Despite suggestions that 70,000 farms could be affected by Rachel Reeves’ inheritance tax on farms, new data suggests the burden will largely rest on the shoulders of the biggest landowners.
There are more than 100,000 farm holdings in England, covering 22 million acres in total.
But the Defra data show just 2,568 very large farms own or manage 5.6 million acres – or 26 per cent of all the farmland in England.
Previous research by Mr Shrubsole for his book Who Owns England? found some of the wealthiest people in the country are among them.
They include the Duke of Buccleuch and Queensberry, who controls more than 270,000 acres across Scotland and England, and the 12th Duke of Northumberland, Ralph Percy, who owns 132,000 acres in the North East of England.
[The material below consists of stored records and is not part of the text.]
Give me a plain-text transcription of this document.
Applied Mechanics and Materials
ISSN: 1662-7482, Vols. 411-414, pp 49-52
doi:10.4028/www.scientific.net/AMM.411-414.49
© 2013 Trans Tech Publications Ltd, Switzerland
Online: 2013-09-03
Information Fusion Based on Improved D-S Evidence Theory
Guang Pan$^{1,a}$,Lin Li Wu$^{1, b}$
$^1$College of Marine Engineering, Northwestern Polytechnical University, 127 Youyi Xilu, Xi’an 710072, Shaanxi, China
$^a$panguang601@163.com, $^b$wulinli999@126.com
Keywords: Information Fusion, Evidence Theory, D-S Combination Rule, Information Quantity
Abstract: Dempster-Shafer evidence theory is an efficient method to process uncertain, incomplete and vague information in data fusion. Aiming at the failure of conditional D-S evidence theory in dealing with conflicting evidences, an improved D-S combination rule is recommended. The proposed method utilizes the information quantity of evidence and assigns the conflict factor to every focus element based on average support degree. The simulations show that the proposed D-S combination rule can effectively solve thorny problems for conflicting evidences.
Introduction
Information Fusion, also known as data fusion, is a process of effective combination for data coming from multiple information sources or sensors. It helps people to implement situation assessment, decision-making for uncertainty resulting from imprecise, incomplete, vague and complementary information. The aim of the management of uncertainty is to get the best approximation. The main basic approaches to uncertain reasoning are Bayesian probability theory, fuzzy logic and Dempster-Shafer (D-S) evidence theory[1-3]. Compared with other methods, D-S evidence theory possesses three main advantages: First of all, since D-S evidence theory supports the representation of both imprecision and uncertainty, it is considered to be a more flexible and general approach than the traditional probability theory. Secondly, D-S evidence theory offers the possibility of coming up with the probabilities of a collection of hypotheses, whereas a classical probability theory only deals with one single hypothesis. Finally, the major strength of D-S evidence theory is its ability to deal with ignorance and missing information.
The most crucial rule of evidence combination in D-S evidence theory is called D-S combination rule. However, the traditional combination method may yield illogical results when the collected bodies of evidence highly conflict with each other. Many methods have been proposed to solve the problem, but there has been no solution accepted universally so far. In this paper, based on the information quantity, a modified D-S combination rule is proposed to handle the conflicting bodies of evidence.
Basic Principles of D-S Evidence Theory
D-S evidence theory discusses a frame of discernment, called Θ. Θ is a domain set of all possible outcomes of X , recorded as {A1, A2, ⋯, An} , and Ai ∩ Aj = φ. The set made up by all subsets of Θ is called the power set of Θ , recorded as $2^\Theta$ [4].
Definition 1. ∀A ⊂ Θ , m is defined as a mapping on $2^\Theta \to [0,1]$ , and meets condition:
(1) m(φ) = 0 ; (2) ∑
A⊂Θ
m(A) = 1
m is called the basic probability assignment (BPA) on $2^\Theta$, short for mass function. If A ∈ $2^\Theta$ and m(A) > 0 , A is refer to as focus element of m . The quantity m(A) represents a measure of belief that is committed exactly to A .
One farm owner opposing the Chancellor’s inheritance tax plans is billionaire Sir James Dyson. The vacuum entrepreneur, 77, owns 35,000 acres in Lincolnshire, Oxfordshire, Gloucestershire and Somerset through Dyson Farming.
Guy Shrubsole, author of Who Owns England? and The Lie of the Land, said: “The statistic that a quarter of the farmland in England belongs to just 2,500 farms is staggering. I’ve known for a long time that land ownership in England is very unequal. In my book Who Owns England? I concluded that 1 per cent of the population owns half of England.
“I was wrong. These latest figures suggest it’s far, far less than that.
“Most of us want to believe that the countryside belongs to small-scale farmers – like my grandparents, who farmed in Cornwall.
“But most of this country is owned by people like the Duke of Westminster.”